Lucy Mauro suggested some changes to sight singing and ear training classes. While I certainly agree on the necessity of changes, I disagree with some of the changes that were suggested and others that were omitted.

Already in the structure of her article, we can see that Mauro strictly distinguishes between Ear Training and Sight Singing. The "difficulties many students experience singing with solfege syllables or taking dictations" are actually a result of such a strict separation.

There are many connections, and we as teachers should try to make these connections: e.g., sight sing a melody first, let students learn the melody by repeating it, and later (in another class session or later in the semester) let the students write down the same melody as one aspect of melodic dictation.

Another way to make students feel the connection between ear training and sight singing is to emphasize common patterns in music—melodic and rhythmic patterns that can be found in specific styles of music. Once familiar with these patterns, students will recognize them in sight singing as well as in ear training. Such patterns can also be used to practice intervals. In tonal music, intervals are never "pure," that is, separated from a musical context. While it is important to let students practice with their (or other) instruments, it is even more important to introduce musical phenomena in a natural way. We may also learn by looking at musical traditions in other cultures; many of them include call-and-response structures, which we could use well in our aural classes (e.g., the teacher sings a short melody on a neutral syllable, students repeat the melody with solfege syllables; the same with rhythms). More improvisation is also needed.

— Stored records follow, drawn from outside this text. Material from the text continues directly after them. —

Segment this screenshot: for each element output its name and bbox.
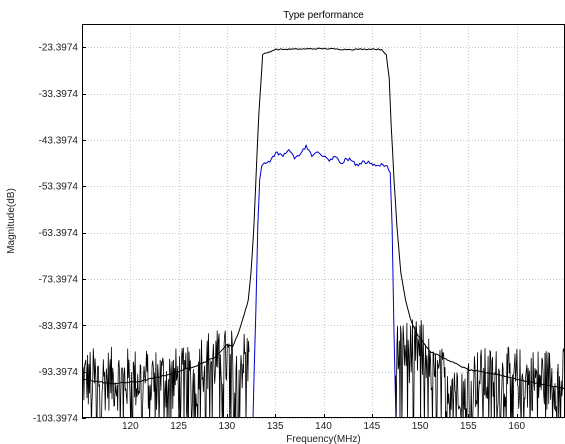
y-tick-label: -33.3974	[39, 89, 79, 100]
plot-area	[82, 47, 565, 418]
ticks: 120 125 130 135 140 145 150 155 160 -103.3974 -93.…	[33, 43, 526, 432]
chart-title: Type performance	[283, 10, 364, 21]
y-tick-label: -83.3974	[39, 321, 79, 332]
y-tick-label: -23.3974	[39, 43, 79, 54]
x-tick-label: 130	[219, 421, 236, 432]
x-tick-label: 140	[315, 421, 332, 432]
x-axis-title: Frequency(MHz)	[286, 434, 360, 444]
series-line-2	[252, 144, 397, 418]
x-tick-label: 155	[460, 421, 477, 432]
y-tick-label: -53.3974	[39, 182, 79, 193]
noise-floor-low	[82, 330, 250, 418]
noise-floor-high	[394, 319, 565, 418]
x-tick-label: 160	[508, 421, 525, 432]
y-tick-label: -43.3974	[39, 135, 79, 146]
x-tick-label: 150	[412, 421, 429, 432]
y-tick-label: -103.3974	[33, 414, 78, 425]
x-tick-label: 135	[267, 421, 284, 432]
y-tick-label: -93.3974	[39, 367, 79, 378]
x-tick-label: 125	[170, 421, 187, 432]
y-tick-label: -63.3974	[39, 228, 79, 239]
y-axis-title: Magnitude(dB)	[6, 188, 17, 254]
y-tick-label: -73.3974	[39, 274, 79, 285]
x-tick-label: 120	[122, 421, 139, 432]
x-tick-label: 145	[363, 421, 380, 432]
series-line-1	[82, 47, 565, 389]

A very important issue is the use of solfege syllables. While Mauro tries to emphasize expression (which should certainly be done), this cannot be realized at the expense of solfege syllables. These syllables are supposed to connect different parts of our brain: the musical part and the language part. Once trained sufficiently, both parts can support each other, and the student may "hear" syllables. Students who are unsuccessful in doing so, because they "either do not have the time or will not give the time to become truly proficient in solfege," should not even pass the first-semester class!

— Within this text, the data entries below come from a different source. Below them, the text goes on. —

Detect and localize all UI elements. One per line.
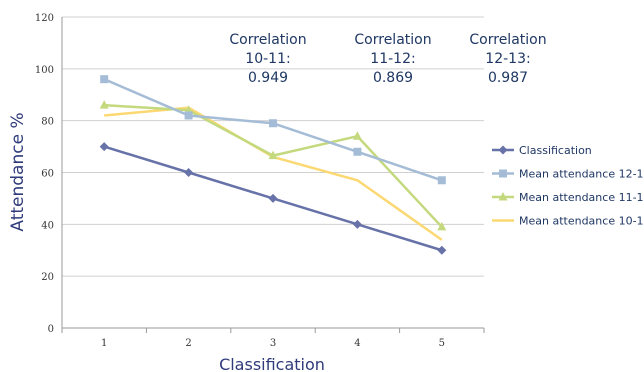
annotation-title: Correlation xyxy=(229,32,306,48)
correlation-annotation-11-12: Correlation 11-12: 0.869 xyxy=(354,32,431,86)
annotation-period: 11-12: xyxy=(370,51,415,67)
annotation-period: 10-11: xyxy=(245,51,290,67)
y-tick-label: 80 xyxy=(41,117,54,128)
x-axis-title: Classification xyxy=(219,355,325,372)
data-point xyxy=(437,176,446,185)
data-point xyxy=(269,119,277,128)
annotation-value: 0.869 xyxy=(373,70,413,86)
data-point xyxy=(184,111,193,120)
data-point xyxy=(437,221,447,231)
x-tick-label: 2 xyxy=(185,338,191,349)
data-point xyxy=(100,75,109,84)
x-tick-label: 3 xyxy=(270,338,276,349)
data-point xyxy=(268,193,278,203)
series-0 xyxy=(99,142,447,255)
annotation-title: Correlation xyxy=(354,32,431,48)
legend-swatch-marker xyxy=(499,169,507,178)
series-line xyxy=(103,78,443,182)
series-lines xyxy=(99,75,447,255)
legend-label: Classification xyxy=(519,144,592,157)
x-tick-label: 4 xyxy=(354,338,360,349)
x-tick-label: 1 xyxy=(101,338,107,349)
legend-label: Mean attendance 10-11 xyxy=(519,215,644,228)
legend-label: Mean attendance 12-13 xyxy=(519,168,644,181)
annotation-value: 0.987 xyxy=(488,70,528,86)
legend-swatch-marker xyxy=(498,192,508,201)
y-axis-title: Attendance % xyxy=(8,112,28,231)
annotation-title: Correlation xyxy=(469,32,546,48)
y-tick-label: 100 xyxy=(35,65,54,76)
data-point xyxy=(437,245,447,255)
axes xyxy=(61,17,485,333)
data-point xyxy=(353,147,362,156)
x-tick-label: 5 xyxy=(439,338,445,349)
y-tick-label: 20 xyxy=(41,272,54,283)
legend-swatch-marker xyxy=(498,145,508,155)
y-tick-label: 120 xyxy=(35,13,54,24)
data-point xyxy=(352,219,362,229)
legend-label: Mean attendance 11-12 xyxy=(519,191,644,204)
y-tick-label: 60 xyxy=(41,169,54,180)
legend-item: Mean attendance 12-13 xyxy=(492,168,644,181)
tick-labels: 0 20 40 60 80 100 120 1 2 3 4 5 xyxy=(35,13,445,349)
annotation-period: 12-13: xyxy=(485,51,530,67)
data-point xyxy=(268,150,278,160)
series-2 xyxy=(99,100,447,231)
data-point xyxy=(352,131,362,140)
y-tick-label: 40 xyxy=(41,220,54,231)
correlation-annotation-12-13: Correlation 12-13: 0.987 xyxy=(469,32,546,86)
y-tick-label: 0 xyxy=(48,324,54,335)
data-point xyxy=(99,100,109,109)
series-1 xyxy=(100,75,446,185)
legend-item: Classification xyxy=(492,144,592,157)
annotation-value: 0.949 xyxy=(248,70,288,86)
legend-item: Mean attendance 11-12 xyxy=(492,191,644,204)
legend: Classification Mean attendance 12-13 Mean … xyxy=(492,144,644,228)
correlation-annotation-10-11: Correlation 10-11: 0.949 xyxy=(229,32,306,86)
legend-item: Mean attendance 10-11 xyxy=(492,215,644,228)
data-point xyxy=(184,168,194,177)
data-point xyxy=(99,142,109,152)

What does it help to water down our expectations? The result would be that our future musicians and, especially, our future public school music teachers are even less qualified. Consequently, their high-school graduates are even less prepared to start studying music at a college or university! Mauro said that using solfege syllables "seems to hinder rather than help [students] achieve the main point of study." I have never seen a student be "hindered" by solfege syllables. If the students said "I can do it, just not with the syllables," those students were, in my experience, always poor musicians (or just lazy)!

Ms. Mauro then suggests a one-semester course on melody. But how about atonal music? There are very few music programs in the nation that sufficiently cover atonal ear training and sight singing. Achieving the goals of a melody course that Mauro suggested is actually possible by integrating its contents in written as well as aural theory. On the other hand, our students are students of the 21st century, and can, most often, not even master the music of the 20th century!

This leads me to the main point. What really bothered me while reading Mauro's article was not so much what she suggested but the absence of reality in determining WHY we need to improve our ear training and sight singing classes. The reasons for the lack of success in aural learning are not so much in the curriculum itself but in HOW the curriculum is being realized—meaning: HOW it is TAUGHT. The goals of these courses are usually not realized aggressively enough, and instructors tend to give up (as Mauro did on solfege syllables). In my view, here are what I consider to be the real problems in realizing the curriculum:

  • Ineffective use of class time and homework (using too much class time for drill but not enough for explaining METHODS of ear training and sight singing.
  • 95% of the drill needs to be assigned as HOMEWORK, particularly aided by the use of technology.
  • Insufficient use of the musical experiences of our students as a starting point (e.g., popular music).
  • Insufficient strictness in grading (we cannot let our curriculum slow down by passing poor students!).
  • Insufficient enforcement of attendance.
  • Insufficient correlations between written theory and aural learning.
  • Insufficient diversity in musical activities (change of activities is most important in aural learning, since most of aural learning is "practical" learning as opposed to "logical" learning)
  • Insufficient diversity in the music itself (e.g., the incorporation non-Western music).

While musical expressions should certainly be stressed in any music course, most schools have yet to analyze and overcome the main problems of teaching ear training and sight singing.